MrHyde 04-23-2012 09:00 AM

So what are our solutions?
So what are our solutions?

Potentially, there are many. I don’t have the time to go into all of them here, although I would love to hear others’ suggestions in the comments below. One solution I find particularly elegant, however, is resorting to interactive fiction.

What I mean by this is allowing narrative decisions to be made by the player base at large through their gameplay. WoW did this well with the creation of the Alliance and the Horde. Player actions changed in game content in a way that felt meaningful. I think Riot has this opportunity with league as well. Let’s reflect for a moment:

1) League of Legends is built on the premise that gladiatorial combat is used to solve political disputes.

2) We have opposing factions already in place – Noxus and Demacia.

3) Previous attempts at including narrative were dissatisfying (yes, I know some people liked the Journal, etc. but they were the written equivalent of cut scenes. They take you out of the game experience. PS: if you want a really good discussion of alternate forms of narrative presentation in games, go here. The guys at Extra Credit rock).

What if Riot introduced a new “Story Mode” where character selection would be limited by faction? Riot could set up a conflict over territory, ideology, what have you through other story medium. Players would then be able to choose Demacia or Noxus (or whatever) when they queue, and then they would only have access to those champions (and whatever mercenary/neutral groups are appropriate) in character select. Over a given period of time (a season or even shorter, depending on what the lore team decides), these players would battle to resolve the conflict. Riot could record the number of victories on each side and then show the overall Demacian or Noxian victory narratively in some other medium—whatever they decide on using. This would allow players of all skill levels to become engaged, provide a narrative element which has been lacking so far, and utilize the unique setting that Riot has already painstakingly created.

For a concrete example, let’s take the introduction of the Crystal Scar. Basically, there was a huge war between Noxus/Demacia that the Summoners stepped in and prevented. How much cooler would it have been if players could have taken part in that conflict? What would it have been like if Demacia or Noxus won through your efforts?

What do you think?

MrHyde 04-23-2012 09:00 AM

Community Comments
Community Comments


Slashinghardest 04-23-2012 09:37 AM

It would be cool if they sold lore segments. For a certqin amount of rp you could buy a little rpg or rts game where you play through a characters backstory. Of course it would only be able to be done for characters with especially actiony lore but I would like tp buy a rpg game where I get to play through my favourite champions story. Maybe even add a new icon you unlock for buying the lore segment or finishing it.

MrHyde 04-25-2012 04:02 PM


Originally Posted by Slashinghardest (Hozzászólás 23526070)
It would be cool if they sold lore segments. For a certqin amount of rp you could buy a little rpg or rts game where you play through a characters backstory. Of course it would only be able to be done for characters with especially actiony lore but I would like tp buy a rpg game where I get to play through my favourite champions story.

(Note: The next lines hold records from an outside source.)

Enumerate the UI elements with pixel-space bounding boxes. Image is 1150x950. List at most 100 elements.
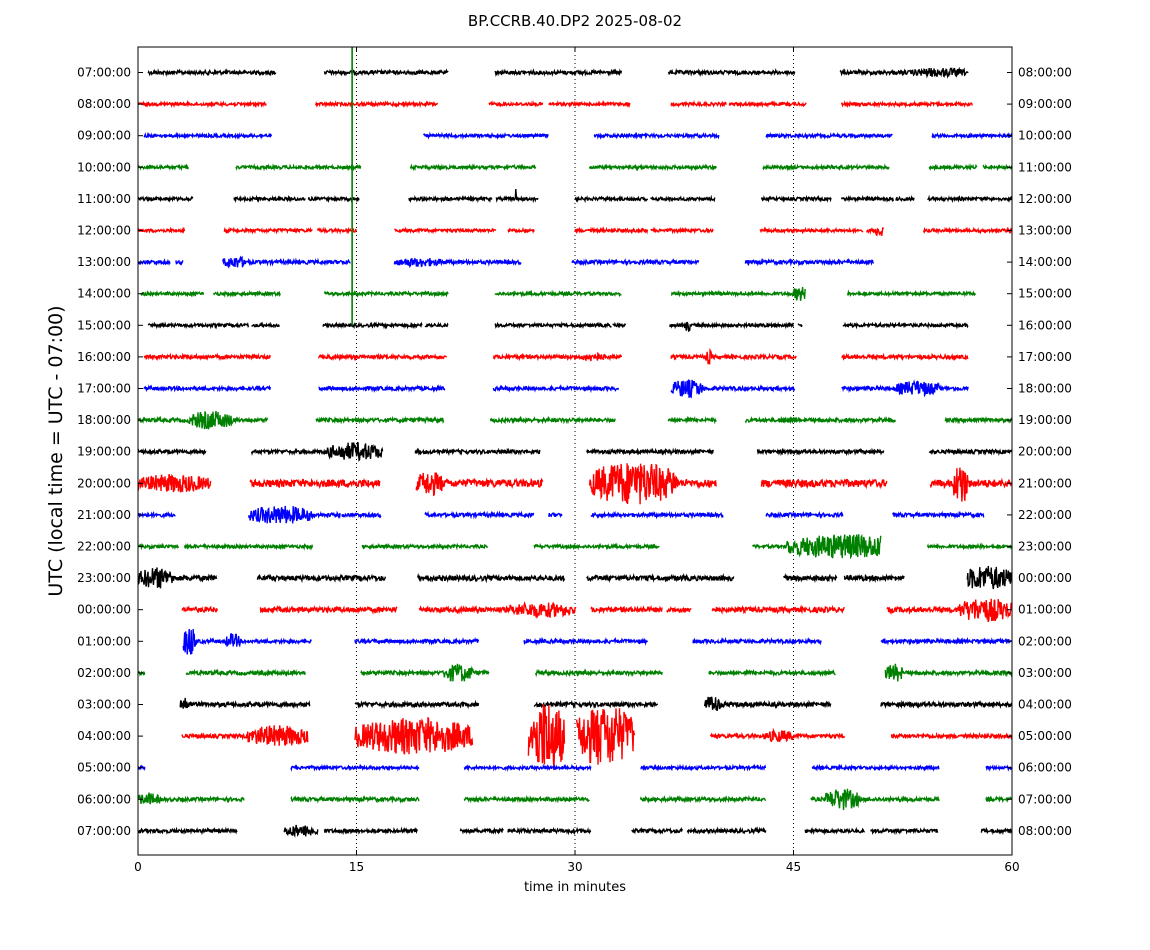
- trace-segment: [138, 861, 174, 864]
- trace-segment: [323, 289, 449, 298]
- trace-segment: [323, 826, 419, 836]
- trace-segment: [393, 257, 522, 269]
- right-tick-label: 12:00:00: [1018, 192, 1072, 206]
- right-tick-label: 20:00:00: [1018, 445, 1072, 459]
- trace-segment: [138, 195, 194, 203]
- right-tick-label: 08:00:00: [1018, 66, 1072, 80]
- right-tick-label: 05:00:00: [1018, 729, 1072, 743]
- trace-segment: [667, 415, 717, 425]
- trace-segment: [233, 194, 306, 204]
- trace-segment: [323, 68, 449, 77]
- trace-segment: [548, 512, 563, 519]
- trace-segment: [586, 572, 735, 584]
- trace-segment: [666, 606, 692, 614]
- x-tick-label: 30: [567, 860, 582, 874]
- trace-segment: [574, 226, 649, 235]
- y-axis-label: UTC (local time = UTC - 07:00): [45, 305, 67, 596]
- right-tick-label: 14:00:00: [1018, 255, 1072, 269]
- trace-segment: [259, 604, 398, 615]
- left-tick-label: 13:00:00: [77, 255, 131, 269]
- trace-segment: [138, 410, 269, 430]
- right-tick-label: 02:00:00: [1018, 634, 1072, 648]
- trace-segment: [463, 794, 590, 804]
- trace-segment: [927, 194, 1012, 204]
- trace-segment: [223, 226, 313, 235]
- trace-segment: [923, 226, 1012, 235]
- trace-segment: [185, 668, 306, 677]
- trace-segment: [631, 826, 683, 835]
- right-tick-label: 01:00:00: [1018, 603, 1072, 617]
- left-tick-label: 03:00:00: [77, 698, 131, 712]
- left-tick-label: 06:00:00: [77, 792, 131, 806]
- right-tick-label: 07:00:00: [1018, 792, 1072, 806]
- x-axis: 0 15 30 45 60: [134, 47, 1020, 874]
- trace-segment: [810, 788, 940, 811]
- trace-segment: [640, 763, 767, 772]
- trace-segment: [417, 572, 566, 584]
- trace-segment: [307, 195, 360, 204]
- trace-segment: [315, 415, 445, 425]
- trace-segment: [251, 321, 280, 329]
- trace-segment: [138, 511, 176, 520]
- trace-segment: [492, 351, 623, 362]
- trace-segment: [928, 163, 978, 172]
- trace-segment: [354, 716, 474, 755]
- trace-segment: [846, 289, 977, 298]
- trace-segment: [650, 194, 716, 203]
- trace-segment: [866, 227, 884, 237]
- left-tick-label: 11:00:00: [77, 192, 131, 206]
- trace-segment: [422, 131, 549, 141]
- trace-segment: [533, 699, 659, 710]
- trace-segment: [341, 511, 382, 519]
- plot-area: [138, 47, 1012, 864]
- trace-segment: [523, 636, 649, 646]
- trace-segment: [495, 188, 539, 204]
- trace-segment: [890, 731, 1012, 741]
- trace-segment: [318, 384, 446, 393]
- left-tick-label: 15:00:00: [77, 318, 131, 332]
- right-tick-label: 15:00:00: [1018, 287, 1072, 301]
- trace-segment: [181, 605, 218, 614]
- left-tick-label: 05:00:00: [77, 761, 131, 775]
- trace-segment: [708, 668, 836, 678]
- trace-segment: [588, 463, 717, 505]
- left-tick-label: 10:00:00: [77, 160, 131, 174]
- trace-lines: [138, 47, 1012, 864]
- right-tick-label: 09:00:00: [1018, 97, 1072, 111]
- trace-segment: [138, 99, 267, 109]
- trace-segment: [415, 472, 544, 497]
- left-tick-label: 21:00:00: [77, 508, 131, 522]
- trace-segment: [870, 827, 939, 836]
- trace-segment: [586, 447, 714, 457]
- trace-segment: [759, 226, 864, 235]
- trace-segment: [588, 163, 717, 172]
- trace-segment: [574, 195, 649, 204]
- trace-segment: [709, 727, 846, 743]
- trace-segment: [175, 259, 184, 266]
- trace-segment: [811, 763, 940, 772]
- trace-segment: [891, 510, 985, 520]
- right-tick-label: 17:00:00: [1018, 350, 1072, 364]
- trace-segment: [590, 604, 663, 615]
- left-tick-label: 09:00:00: [77, 129, 131, 143]
- trace-segment: [886, 598, 1012, 623]
- trace-segment: [322, 321, 423, 330]
- trace-segment: [140, 289, 205, 298]
- trace-segment: [980, 827, 1012, 836]
- trace-segment: [711, 604, 845, 615]
- trace-segment: [138, 258, 171, 267]
- trace-segment: [840, 99, 973, 109]
- trace-segment: [507, 826, 592, 836]
- trace-segment: [235, 163, 362, 172]
- trace-segment: [744, 257, 875, 267]
- trace-segment: [804, 826, 866, 836]
- trace-segment: [843, 573, 905, 583]
- right-tick-label: 23:00:00: [1018, 540, 1072, 554]
- trace-segment: [138, 163, 190, 172]
- trace-segment: [182, 628, 312, 655]
- trace-segment: [494, 68, 623, 78]
- x-axis-label: time in minutes: [524, 880, 626, 895]
- trace-segment: [841, 352, 969, 362]
- left-tick-label: 08:00:00: [77, 97, 131, 111]
- trace-segment: [762, 163, 890, 172]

Maybe even add a new icon you unlock for buying the lore segment or finishing it.

While I am not opposed to that idea in principle (because, lets face it, if there are more people like you then this = $ for Riot which means more awesome for us down the line), it faces the same fundamental problems that the Journal of Justice and Character Judgements faced. Story is delivered outside the gaming experience. This is certainly okay for some narrative elements, but I want to brainstorm how we might join story and gameplay to the point where League is more that just a competitive game with some world tacked on. I think we have that potential here without sacrificing what Riot has already built in the pro-gaming scene.